Lo que estoy tratando de decir pero lo hago, como siempre, muy mal es que el franquismo era y es el franquismo.

El franquismo, como el nazismo y el fascismo, es una idea absolutamente totalitaria, lo que quiere decir que sostiene a rajatabla que poder, lo que se dice poder, no hay más que uno, el jodido ejecutivo y los demás, el legislativo y el judicial están en la puta calle. Es decir que no sólo no existen sino que ni siquiera deben de existir porque el que gobierna lo puede todo, totalitarismo, porque, si no, ¿qué coño es eso que llaman gobernar?

Pero Lampedusa, el gran hipócrita, había escrito ya eso de que es preciso que todo cambie para que todo siga igual, de modo que el franquismo siguió actuando hipócritamente como si en realidad, en España, además de Franco, mandaran otros cualesquiera clases de poderes, el legislativo, con todos los procuradores en Cortes falangistas, con sus camisas azules debajo de su hermosas chaquetas blancas, y el judicial, con unos jueces que juraban al tomar posesión de sus cargos, los principios fundamentales del Movimiento, algo que, según parece, se le había olvidado al inefable juez PR, lo que dio con sus huesos en Fuerteventura, como Unamuno y yo, por haberse atrevido a dar órdenes directas, siendo un civil, a los miembros, simples números rasos, de un cuerpo militar.

Es algo así como lo que les ha ocurrido a Garzón y a Elpidio, que también creyeron a pie juntillas que lo que dice la constitución fraguista, el albacea testamentario del Generalísimo, que realmente los jueces son absolutamente independientes cuando están en pleno ejercicio de la jurisdicción, para lo que son también absolutamente inamovibles.

Pobres. Pero qué criaturicas que son. El franquismo no sólo sigue vigente después de la muerte de su creador sino que lo estará siempre, eternamente, en este país, porque él, Franco, no sólo tomó las medidas necearias para que así fuera sino que, además, nos lo dijo: “lo he dejado todo atado y bien atado”, de modo que nadie puede llamarse a engaño.

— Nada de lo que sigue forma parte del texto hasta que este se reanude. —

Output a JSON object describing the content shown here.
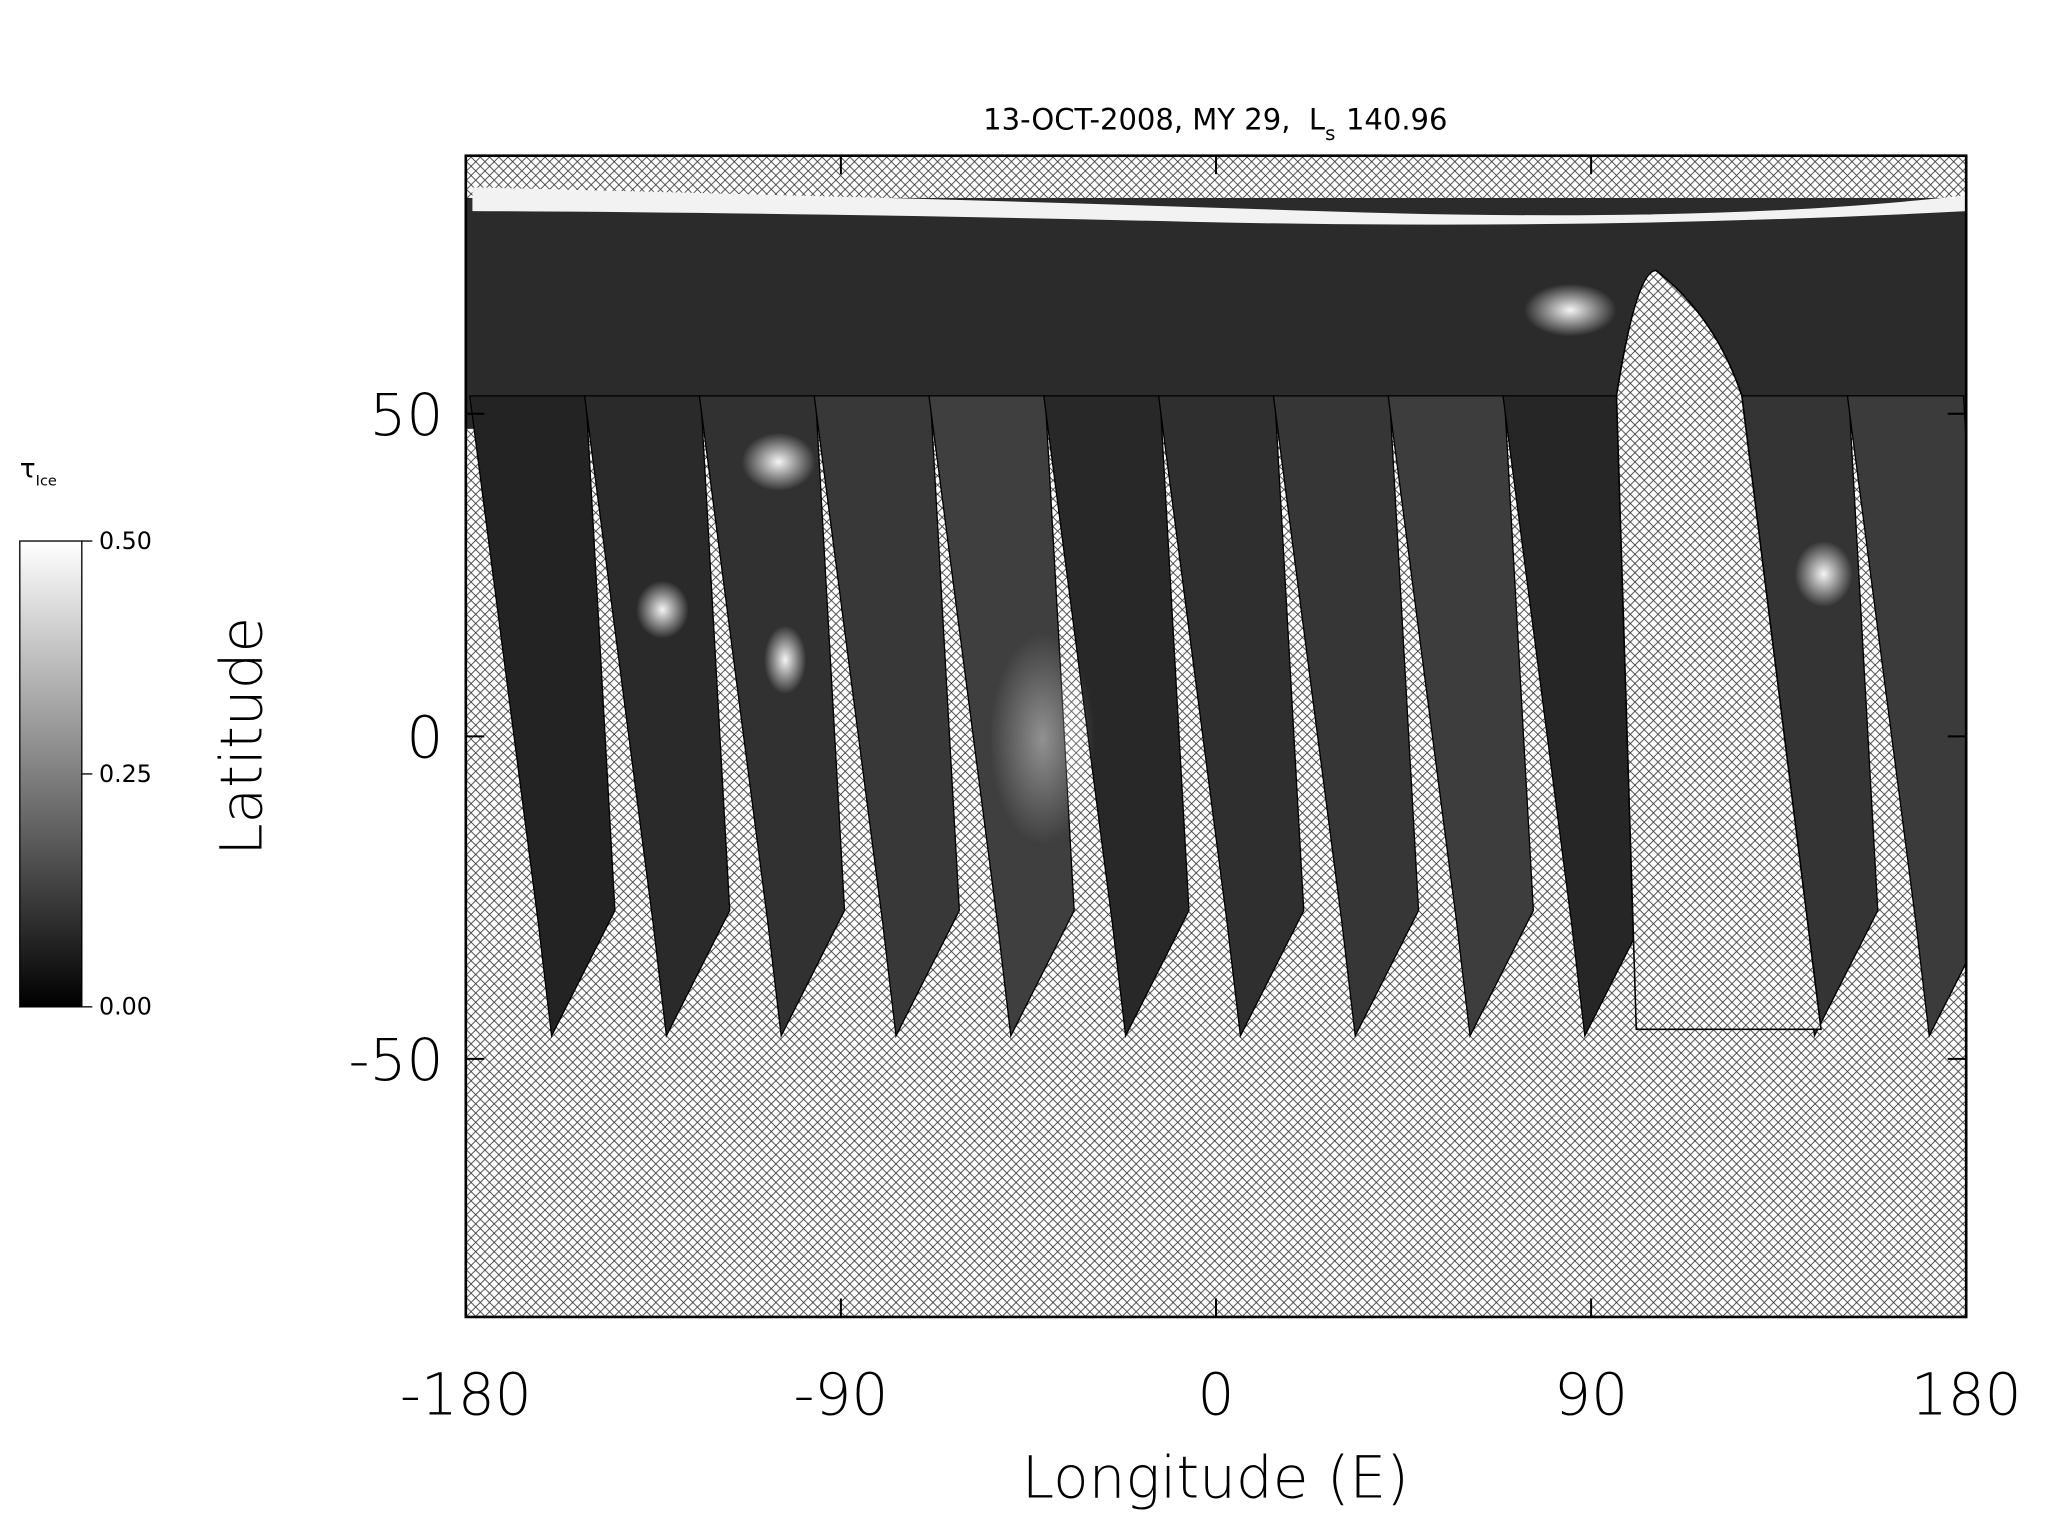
{
  "chart_data": {
    "type": "map",
    "title": {
      "prefix": "13-OCT-2008, MY 29,",
      "ls_symbol": "L",
      "ls_subscript": "s",
      "ls_value": "140.96"
    },
    "x_label": "Longitude (E)",
    "y_label": "Latitude",
    "xlim": [
      -180,
      180
    ],
    "xticks": [
      -180,
      -90,
      0,
      90,
      180
    ],
    "ylim": [
      -90,
      90
    ],
    "yticks": [
      -50,
      0,
      50
    ],
    "colorbar": {
      "symbol": "τ",
      "subscript": "Ice",
      "range": [
        0,
        0.5
      ],
      "ticks": [
        {
          "value": 0,
          "label": "0.00"
        },
        {
          "value": 0.25,
          "label": "0.25"
        },
        {
          "value": 0.5,
          "label": "0.50"
        }
      ]
    }
  }
}
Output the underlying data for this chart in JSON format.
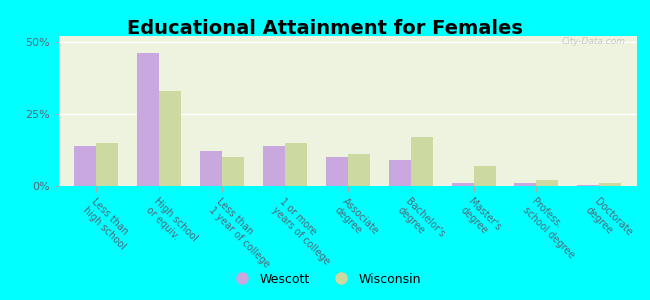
{
  "title": "Educational Attainment for Females",
  "categories": [
    "Less than\nhigh school",
    "High school\nor equiv.",
    "Less than\n1 year of college",
    "1 or more\nyears of college",
    "Associate\ndegree",
    "Bachelor's\ndegree",
    "Master's\ndegree",
    "Profess.\nschool degree",
    "Doctorate\ndegree"
  ],
  "wescott": [
    14,
    46,
    12,
    14,
    10,
    9,
    1,
    1,
    0.5
  ],
  "wisconsin": [
    15,
    33,
    10,
    15,
    11,
    17,
    7,
    2,
    1
  ],
  "wescott_color": "#c9a8e0",
  "wisconsin_color": "#ccd9a0",
  "background_color": "#00ffff",
  "plot_bg_color": "#eef3e0",
  "ylim": [
    0,
    52
  ],
  "yticks": [
    0,
    25,
    50
  ],
  "ytick_labels": [
    "0%",
    "25%",
    "50%"
  ],
  "bar_width": 0.35,
  "title_fontsize": 14,
  "tick_fontsize": 7,
  "legend_fontsize": 9,
  "watermark": "City-Data.com"
}
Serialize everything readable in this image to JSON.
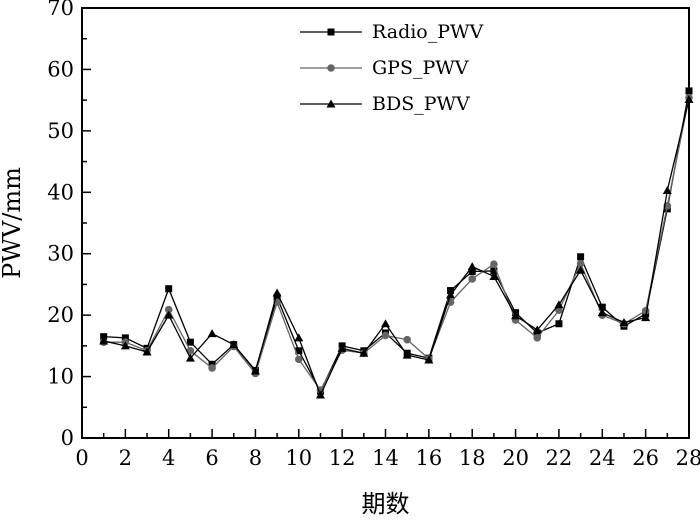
{
  "chart_data": {
    "type": "line",
    "xlabel": "期数",
    "ylabel": "PWV/mm",
    "xlim": [
      0,
      28
    ],
    "ylim": [
      0,
      70
    ],
    "x_ticks": [
      0,
      2,
      4,
      6,
      8,
      10,
      12,
      14,
      16,
      18,
      20,
      22,
      24,
      26,
      28
    ],
    "y_ticks": [
      0,
      10,
      20,
      30,
      40,
      50,
      60,
      70
    ],
    "grid": false,
    "legend_position": "top-center",
    "x": [
      1,
      2,
      3,
      4,
      5,
      6,
      7,
      8,
      9,
      10,
      11,
      12,
      13,
      14,
      15,
      16,
      17,
      18,
      19,
      20,
      21,
      22,
      23,
      24,
      25,
      26,
      27,
      28
    ],
    "series": [
      {
        "name": "Radio_PWV",
        "marker": "square",
        "color": "#000000",
        "values": [
          16.5,
          16.3,
          14.6,
          24.3,
          15.6,
          12.0,
          15.2,
          11.0,
          22.9,
          14.2,
          7.6,
          15.0,
          14.2,
          17.1,
          13.8,
          13.0,
          24.0,
          27.1,
          27.2,
          20.4,
          17.1,
          18.6,
          29.5,
          21.3,
          18.2,
          20.2,
          37.3,
          56.5
        ]
      },
      {
        "name": "GPS_PWV",
        "marker": "circle",
        "color": "#666666",
        "values": [
          15.6,
          15.6,
          14.2,
          20.9,
          14.2,
          11.4,
          14.9,
          10.5,
          22.1,
          12.8,
          7.8,
          14.3,
          13.8,
          16.7,
          16.0,
          12.9,
          22.1,
          25.9,
          28.3,
          19.2,
          16.3,
          20.8,
          28.4,
          20.0,
          18.6,
          20.7,
          37.8,
          55.4
        ]
      },
      {
        "name": "BDS_PWV",
        "marker": "triangle",
        "color": "#000000",
        "values": [
          15.8,
          15.0,
          14.0,
          20.0,
          13.0,
          17.0,
          15.2,
          10.9,
          23.6,
          16.3,
          7.0,
          14.6,
          13.8,
          18.6,
          13.5,
          12.7,
          23.3,
          27.9,
          26.3,
          19.9,
          17.6,
          21.7,
          27.3,
          20.4,
          18.8,
          19.6,
          40.3,
          55.1
        ]
      }
    ]
  }
}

Los jueces no sólo aprendieron, con sangre, la terrible lección de aquel juez PR, el más preclaro y prometedor de los jueces, que se creyó todo eso que dice nuestra falaz Constitución, sino que se atrevió a dar órdenes directamente, saltándose el conducto reglamentario, a dos simples números de la guardia civil, un cuerpo militar, por supuesto, por lo que recibió, en salva sea la parte, una patada tal que acabó con él en el que Unamuno llamó el culo del mundo, de donde, si no me hubieran dejado salir de otro modo, me hubiera ido yo a nado.

De modo que Garzón y Elpidio sólo son unos pobres hombres capaces de aprender de memoria miles de artículos de miles de leyes, pero  incapaces de darse cuenta de quiénes eran realmente y de dónde estaban, de tal manera que no sólo se atrevieron a pensar que podían darles órdenes directamente a los guardias civiles sino que también podían encausar al franquismo, intentando averiguar dónde estaban las tumbas indecentes de los asesinados por Franco y sus secuaces, y al inefable Blesa, el hombre que había puesto al frente de una de las mayores reservas de efectivo del país, ese franco en pequeño que es el hombre de las más de mil flexiones abdominales.